Bourgeois’ current auction record stands at $28 million, achieved by another “Spider” in 2019.

A Global Icon

The “Spider” series of sculptures is iconic, with installations on display in leading cultural institutions around the world, including the Guggenheim Museum in Bilbao, the Dia Art Foundation in New York, the National Gallery of Canada in Ottawa, and Tate Modern in London. 

David Galperin, Sotheby’s head of contemporary art in New York, describes the “Spider” as “a paragon of modern sculpture” that has taken on a larger symbolic presence in contemporary culture internationally.

The “Spider” series of sculptures is iconic, with installations on display in leading cultural institutions around the world, including the Guggenheim Museum in Bilbao, the Dia Art Foundation in New York, the National Gallery of Canada in Ottawa, and Tate Modern in London. 

Art with a Deeper Meaning

The ten-foot-tall and 18-feet wide “Spider” comes from the collection of Fundação Itaú, the philanthropic wing of Brazilian bank Itaú Unibanco.

The sculpture debuted in the 1996 Bienal de São Paulo and was later acquired by Olavo Setubal, a collector and cofounder of the bank.

The spiders in Bourgeois’ series are a symbol of motherhood, representing traits the artist admired in her own mother, such as patience, subtlety, and usefulness.

Supporting Brazilian Art

The sale of the “Spider” sculpture will support Fundação Itaú’s efforts to shift its collecting priorities towards works by Brazilian artists.

The non-profit organization seeks to focus on art that reflects the nation’s unique cultural heritage.

The sculpture will be on display at Sotheby’s headquarters in New York on May 6, with the auction set to take place during the house’s marquee evening sale of contemporary art on May 18.

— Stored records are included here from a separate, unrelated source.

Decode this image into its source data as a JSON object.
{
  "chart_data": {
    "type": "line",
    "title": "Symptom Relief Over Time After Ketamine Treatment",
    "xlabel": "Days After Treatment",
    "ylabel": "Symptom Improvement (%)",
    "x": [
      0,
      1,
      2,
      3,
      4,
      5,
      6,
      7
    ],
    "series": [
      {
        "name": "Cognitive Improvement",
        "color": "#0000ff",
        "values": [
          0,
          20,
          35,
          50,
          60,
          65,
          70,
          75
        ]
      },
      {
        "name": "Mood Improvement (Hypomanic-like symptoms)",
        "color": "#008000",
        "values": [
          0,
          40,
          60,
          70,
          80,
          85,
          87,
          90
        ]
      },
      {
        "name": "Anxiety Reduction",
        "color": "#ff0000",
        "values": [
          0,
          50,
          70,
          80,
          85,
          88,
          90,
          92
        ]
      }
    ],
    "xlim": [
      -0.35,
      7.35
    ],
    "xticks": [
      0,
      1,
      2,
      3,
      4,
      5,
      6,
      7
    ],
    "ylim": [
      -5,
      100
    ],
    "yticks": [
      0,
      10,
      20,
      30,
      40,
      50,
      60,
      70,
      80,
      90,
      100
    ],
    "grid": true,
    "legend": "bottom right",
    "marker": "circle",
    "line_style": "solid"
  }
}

A Legacy of Artistic Influence

Louise Bourgeois (1911-2010) was a French-American artist known for her large-scale sculptures and installations.

Her work has been influential in modern and contemporary art, often addressing themes of sexuality, the body, and personal history.

Bourgeois was born in Paris and moved to New York in 1938, where she spent most of her life. 

Her work has been exhibited in prestigious museums and galleries worldwide, earning her numerous accolades and establishing her as a prominent figure in the art world.